The evidence that teens can transmit the disease is pretty clear, and transmission has been documented in children as young as 8. Fear of spread by children has been enough to close schools, and led the American Academy of Pediatrics to demand that children be quickly included in vaccine testing.
“The longer we take to start kids in trials, the longer it will take them to get vaccinated and to break the chains of transmission,” said Dr. Yvonne Maldonado, a professor of pediatrics at Stanford University who chairs the AAP’s infectious disease committee. “If you want kids to go back to school and not have the teachers union terrified, you have to make sure they aren’t a risk.”
Other pediatricians worry that early pediatric trials could backfire. Dr.
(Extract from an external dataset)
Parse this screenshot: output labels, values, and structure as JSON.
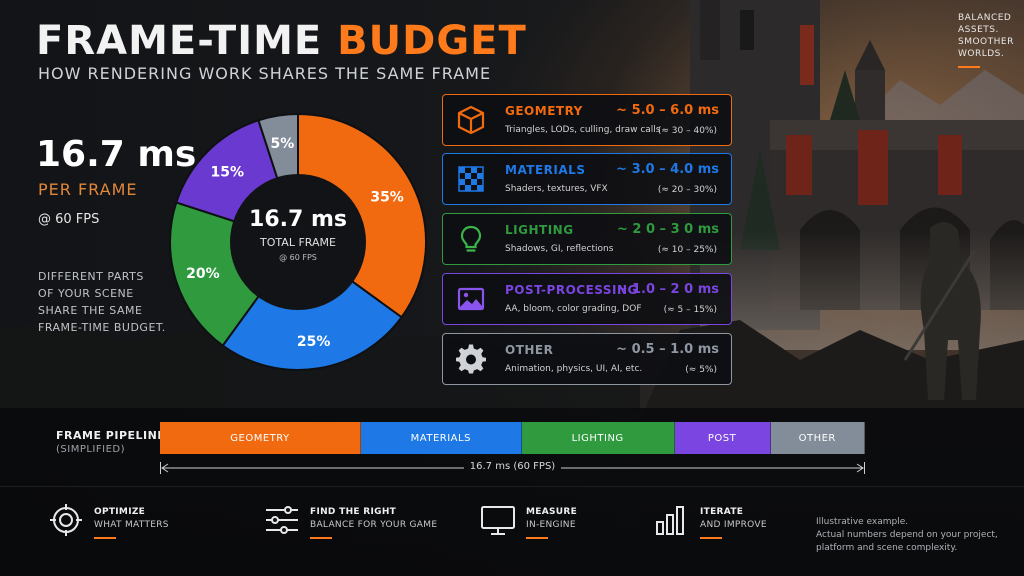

Cody Meissner, chief of pediatric infectious diseases at Tufts Medical Center and a member of the FDA’s advisory committee on vaccines, is worried that whatever causes Multisystem Inflammatory Syndrome in Children, a rare but frightening COVID-related disorder, might also be triggered, however rarely, by vaccination.
Meissner abstained from the committee’s vote Thursday that supported, by a 17-4 vote, an emergency authorization of the Pfizer vaccine for people 16 and older.
“I have trouble justifying it for children so unlikely to get the disease,” he said during debate on the measure.
But panel member Dr. Ofer Levy, director of the Precision Vaccines Program at Boston Children’s Hospital, said the 16-and-up authorization would speed the vaccine’s testing in and approval for younger children. That is vital for the world’s protection from COVID-19, he said, since in the United States and most places “most vaccines are delivered early in life.”
While vaccines given to tens of thousands of people so far appear to be safe, the lack of understanding of the inflammatory syndrome means that children in any trials should be followed closely, said Dr. Emily Erbelding, director of the Division of Microbiology and Infectious Diseases at the National Institute of Allergy and Infectious Diseases.